You can host it yourself. Made by former Wordpress people that wanted to narrow the focus to be just about blogging (rather than a huge CMS).
For the self hosted version I use heroku (7$ / month) and this[1] library, remember to hook it up to an AWS bucket though else you'll loose your pics each time the server restarts.
[1] https://github.com/cobyism/ghost-on-heroku
Blot.im is like $20/yr and my domain is similar through google domains. Set up takes like 10 mins, and you just drop word docs into dropbox. There is some depth if you want to get into site structure, file hosting, etc.
Here is my site: npzero.com. For ~$3/mo its awesome.
But I'm also building a developer-centric blog platform now. it will support markdown, equations and code embedding.
I actually set up BlogSpot sites for other people for a few bucks. So if you want help with getting the look you want, I'm for hire.
It comes with built-in privacy protection* and a free email forwarding service. So all emails to hello@yourdomain.com could be forwarded to your email.

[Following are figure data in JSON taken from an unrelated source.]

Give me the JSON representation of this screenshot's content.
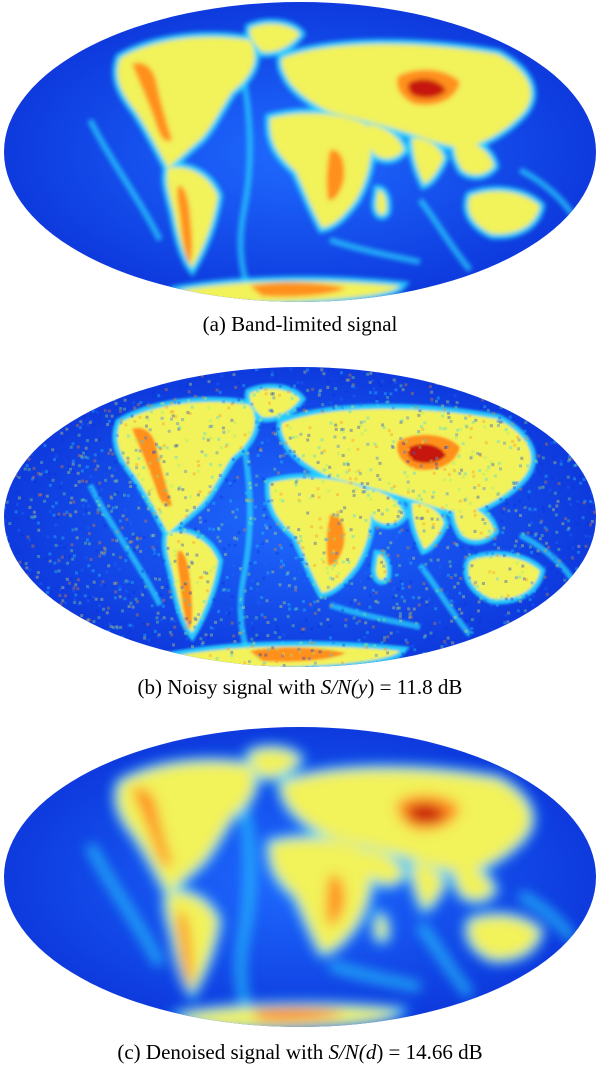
{
  "panels": [
    {
      "label": "(a)",
      "caption": "Band-limited signal",
      "snr_prefix": "",
      "snr_arg": "",
      "snr_value": "",
      "style": "smooth"
    },
    {
      "label": "(b)",
      "caption": "Noisy signal with",
      "snr_prefix": "S/N(",
      "snr_arg": "y",
      "snr_value": ") = 11.8 dB",
      "style": "noisy"
    },
    {
      "label": "(c)",
      "caption": "Denoised signal with",
      "snr_prefix": "S/N(",
      "snr_arg": "d",
      "snr_value": ") = 14.66 dB",
      "style": "blurred"
    }
  ],
  "colors": {
    "ocean_deep": "#0a2fd6",
    "ocean_mid": "#1f6bff",
    "ridge": "#29d8ff",
    "land_low": "#8ff07a",
    "land": "#f2f25a",
    "highland": "#ff8a1c",
    "peak": "#c40f0f"
  }
}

* with recent news around Google + privacy, I'd take this with a grain of salt.
Currently, namecheap is also quite popular, it's not especially elegant but it's cheap and secure. Tends to be my personal choice. I would immediately point your DNS to Cloudflare, after purchasing a domain, and manage your domain's records from Cloudflare.
Also worth checking out: https://www.gandi.net/ and https://njal.la/
Usually, namecheap is a safe bet. That'd be my recommendation, currently.
Great but undeserved reputation. Cloudflare will ban your domain if a BigCo asks. Just try adding “doxagram.is” to your CF account.
In this format things can be chronological, can be topic based, pages can be a work in progress, no default. Markdown editing. Files are stored as text also, no database. Choice of themes though nothing like Wordpress.
I host on personal domain on a $5 DO droplet.
https://bookdown.org/yihui/blogdown/
All the cool kids are using static sites these days.
The site is Kelly Weinersmith's (of SMBC fame): http://www.weinersmith.com/
If you could sync your files over to something like Google Docs / Dropbox Paper, edit them there, and see the changes be automatically published to GitHub, that would be nice.
Other than that, I find static sites very nice for blogs. I don't really think most blogs need something like WordPress, it does seem a bit overkill to me.